So, I read Scharlette Doesn’t Matter and Goes Time Travelling ages ago, and it turns out my daughter had also read it and we waxed lyrical about how much we both loved it and couldn’t wait for the sequel, and then I forgot all about it. I was thinking about my daughter and our shared love of reading the other day, and I remembered this book and checked Amazon, and sure enough the sequel has been out for a wee while, so I bought it, re-read the first book and then the sequel.
It’s weird, that I remembered loving it so much, because this time around I was a bit underwhelmed – maybe I had bigged it up in my mind too much and the reality couldn’t live up.

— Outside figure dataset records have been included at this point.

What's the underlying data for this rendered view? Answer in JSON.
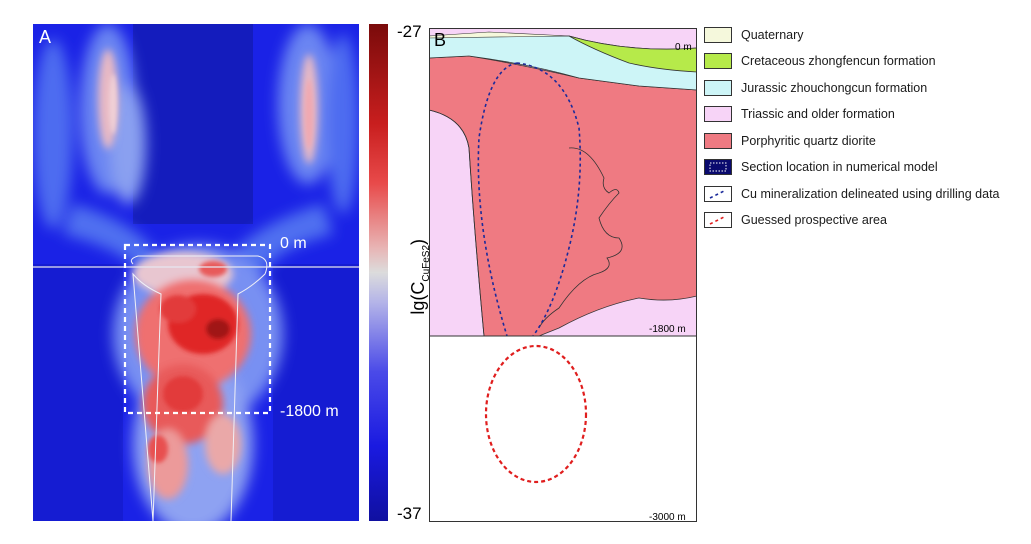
{
  "panel_a": {
    "letter": "A",
    "depth_top": "0 m",
    "depth_bottom": "-1800 m"
  },
  "colorbar": {
    "max_label": "-27",
    "min_label": "-37",
    "axis_label_main": "lg(C",
    "axis_label_sub": "CuFeS",
    "axis_label_sub2": "2",
    "axis_label_close": ")",
    "colors": [
      "#7a0b0b",
      "#c81e1e",
      "#e84a4a",
      "#dcdcdc",
      "#4a4ae8",
      "#1010a0"
    ]
  },
  "panel_b": {
    "letter": "B",
    "depth_top": "0 m",
    "depth_mid": "-1800 m",
    "depth_bottom": "-3000 m"
  },
  "legend": [
    {
      "label": "Quaternary",
      "color": "#f5f8dc",
      "type": "fill"
    },
    {
      "label": "Cretaceous zhongfencun formation",
      "color": "#b6ea4a",
      "type": "fill"
    },
    {
      "label": "Jurassic zhouchongcun formation",
      "color": "#cdf5f7",
      "type": "fill"
    },
    {
      "label": "Triassic and older formation",
      "color": "#f7d4f7",
      "type": "fill"
    },
    {
      "label": "Porphyritic quartz diorite",
      "color": "#ef7a82",
      "type": "fill"
    },
    {
      "label": "Section location in numerical model",
      "color": "#0a0a6e",
      "type": "dotted-box"
    },
    {
      "label": "Cu mineralization delineated using drilling data",
      "color": "#1a2a9a",
      "type": "dash-line"
    },
    {
      "label": "Guessed prospective area",
      "color": "#e01e1e",
      "type": "dash-line"
    }
  ]
}
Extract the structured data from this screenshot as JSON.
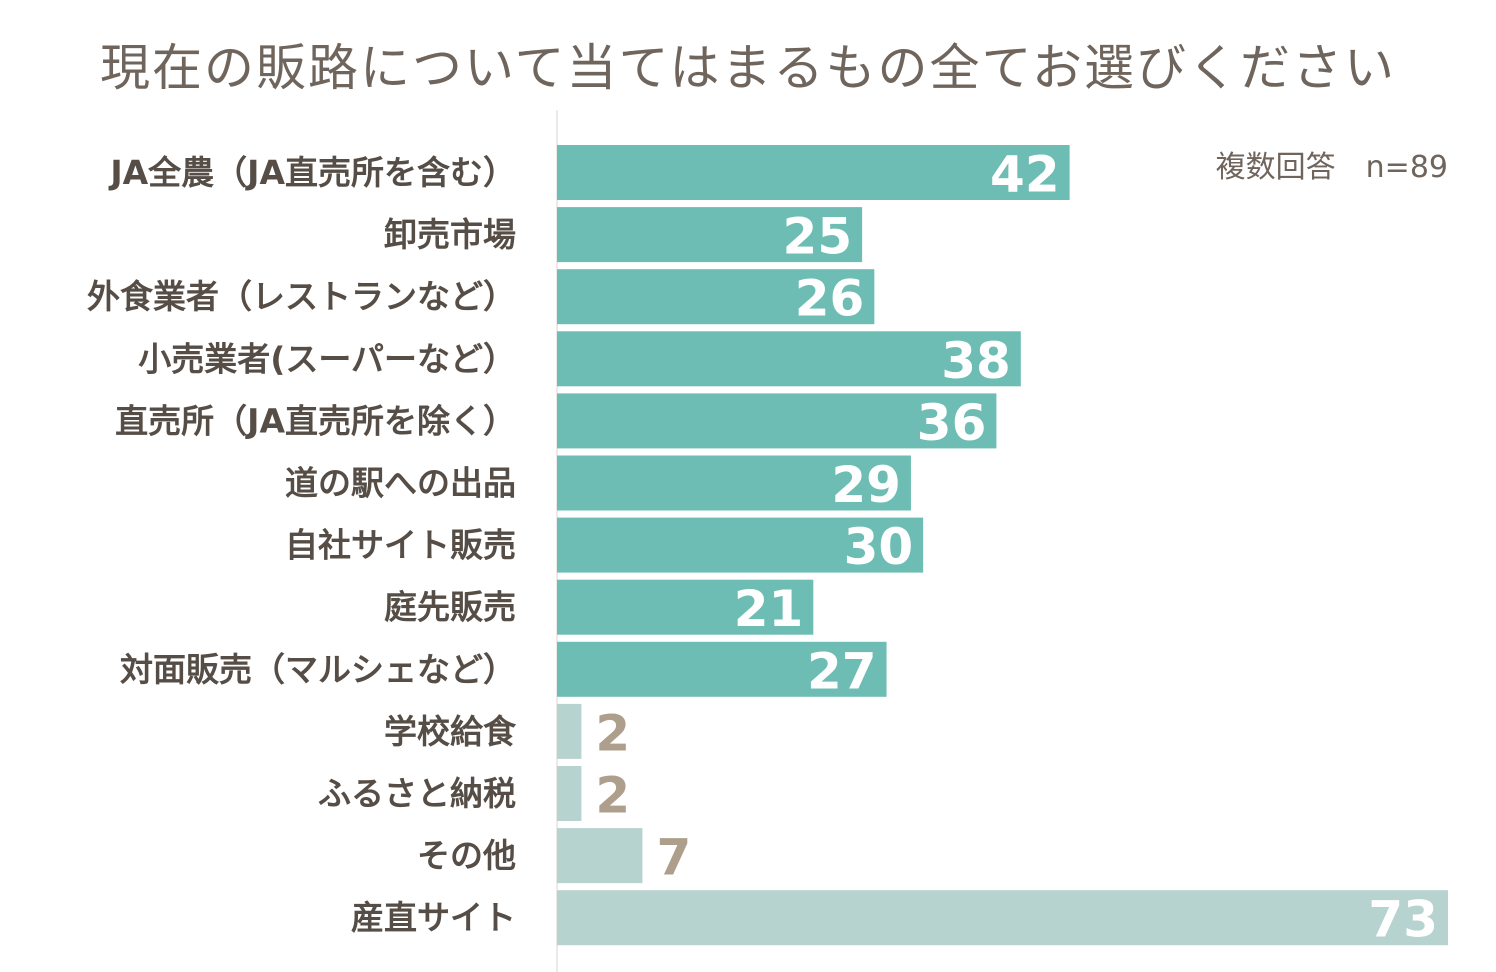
{
  "note": "複数回答　n=89",
  "colors": {
    "primary_bar": "#6dbdb4",
    "secondary_bar": "#b7d3d0",
    "label": "#554d46",
    "outside_value": "#ad9f8c",
    "title": "#6f655c"
  },
  "chart_data": {
    "type": "bar",
    "orientation": "horizontal",
    "title": "現在の販路について当てはまるもの全てお選びください",
    "categories": [
      "JA全農（JA直売所を含む）",
      "卸売市場",
      "外食業者（レストランなど）",
      "小売業者(スーパーなど）",
      "直売所（JA直売所を除く）",
      "道の駅への出品",
      "自社サイト販売",
      "庭先販売",
      "対面販売（マルシェなど）",
      "学校給食",
      "ふるさと納税",
      "その他",
      "産直サイト"
    ],
    "values": [
      42,
      25,
      26,
      38,
      36,
      29,
      30,
      21,
      27,
      2,
      2,
      7,
      73
    ],
    "bar_colors": [
      "primary",
      "primary",
      "primary",
      "primary",
      "primary",
      "primary",
      "primary",
      "primary",
      "primary",
      "secondary",
      "secondary",
      "secondary",
      "secondary"
    ],
    "xlim": [
      0,
      73
    ],
    "grid": false,
    "legend": "none"
  }
}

So, the story is a quirky tale of a single girl in a dead end job getting mixed up with a crazy time traveller from the far future. She can travel with him through time because her life is so uneventful that she left no ripples in time (hence the Scharlette Doesn’t Matter) . There’s a lot of fun with nanobots and futuristic AI computers and stuff, and humour which verges on the too silly at times, but there is also plausible enough science.
In the sequel, Scharlette has to try to break the loop of two time travelling superpowers (one being humans, the other ‘germs’) who constantly jump back in time to fight the same battles over when one side gets an advantage over the other. It is quite thoughtful in it’s examination of how power corrupts and ethics get hazy when faced with dilemmas about which innocent lives to save and which to sacrifice ‘for the greater good’.